As Jezebel reported this morning, Utah’s legislature is on its way to approving an incredibly restrictive and convoluted sex education bill that would allow schools to choose whether they offer the classes at all. Oh, and even discussing the existence of contraception would be basically forbidden, the one exception being in cases where a brave student overcomes ignorance and/or fear of embarrassment to directly ask the teacher about it. Republican Rep. Bill Wright, who said he was moved to action after viewing sex education materials designed by Planned Parenthood, introduced the bill, arguing that abstinence was really the only lesson required:
"We’ve been culturally watered down to think we have to teach about sex, about having sex and how to get away with it, which is intellectually dishonest," said bill sponsor Rep. Bill Wright, R-Holden. "Why don’t we just be honest with them upfront that sex outside marriage is devastating?"
Apparently many of Wright’s fellow politicians agreed with him; the measure passed the House 45-28.
It goes without saying that this bill is way over the top—an opinion that was voiced even by some of Wright’s Republican colleagues—and it will hopefully be stopped in the state Senate.
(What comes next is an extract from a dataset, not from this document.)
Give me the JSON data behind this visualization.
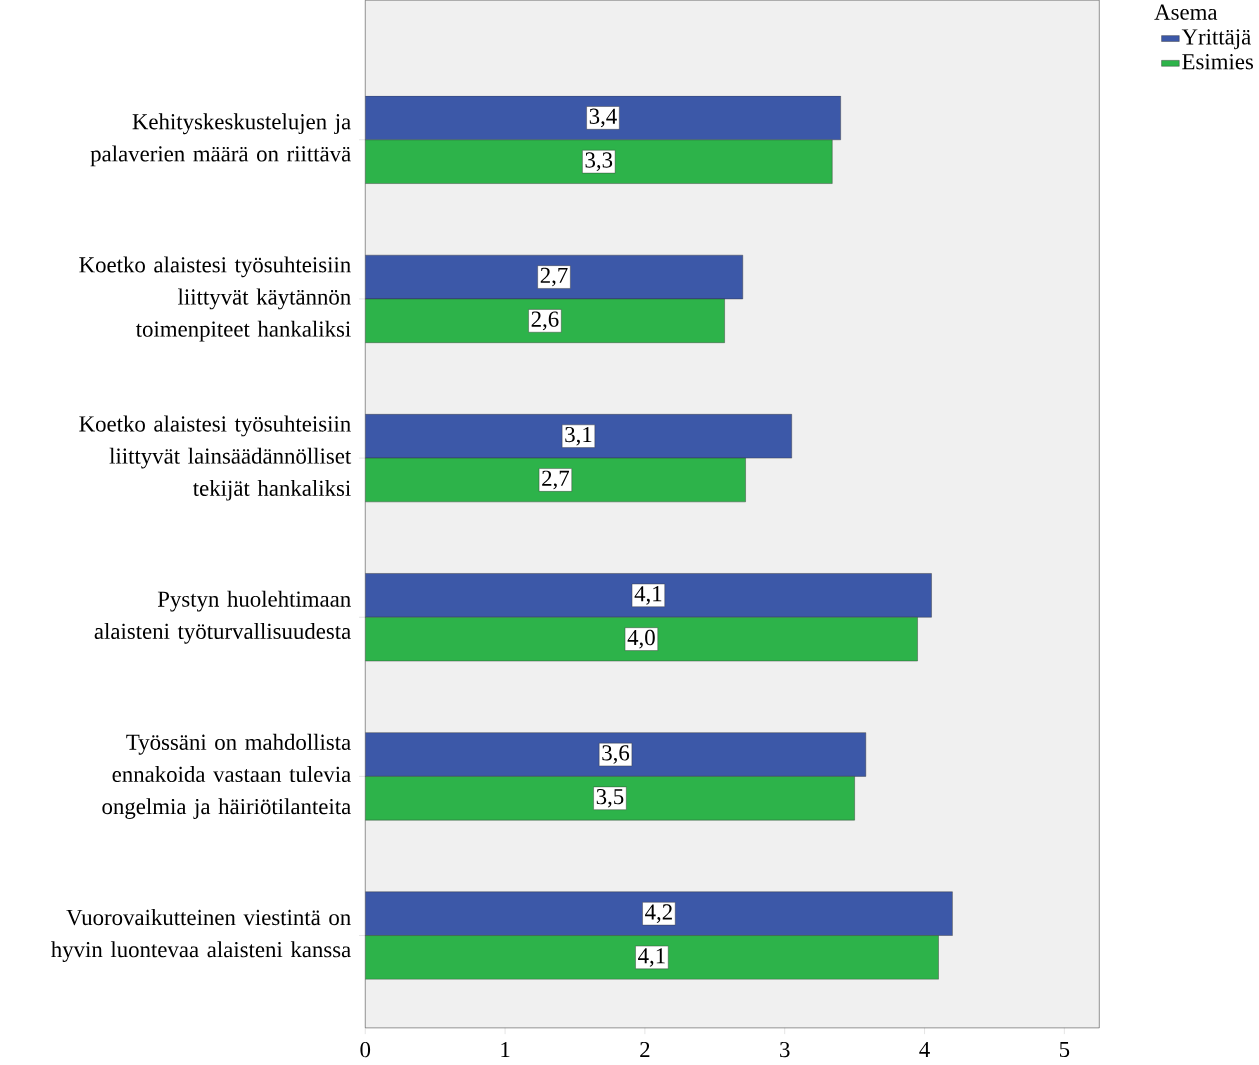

But the prospect of giving schools the ability to choose whether or not to offer sexual health classes—in what amounts to a “conscience clause,” the likes of which are being used to excuse pharmacists from providing Plan B, for example—raises a troubling question. What happens when some students receive sound, thorough instruction and others are left out?
When I was in middle school, sex education was a standard part of the curriculum that started with age-appropriate material in the fifth grade (though parents were allowed to opt out for their children) and continued into early high school. In seventh grade, we were supposed to learn about contraception, but my science teacher (for reasons unknown) refused to teach the class. However, because the grade was split into sets of team-teachers, other friends of mine still got to practice putting condoms on bananas, and you can bet they were more than happy to talk about it. So in a schoolyard game of telephone, I did learn about contraception: It was a kind of dirty plastic wrap that had something to do with sex and fruit.
Luckily, I eventually gained more accurate information from other sources, but you get the point. If teachers—all teachers—aren’t providing the same basic instruction to all students, then teens will fill in the gaps among themselves. And the misconceptions about contraception use that spread that way could be more dangerous than no information at all. Kids don’t live in a vacuum; even if you don’t like the idea of teens having sex, it’s a far better bet to know that they have the best understanding of contraception possible than to depend on some combination of luck and “good influences”—even well-intentioned parenting—to get them through. It’s just a question of quality control, and here, as in business, abiding by the standards shouldn’t be optional.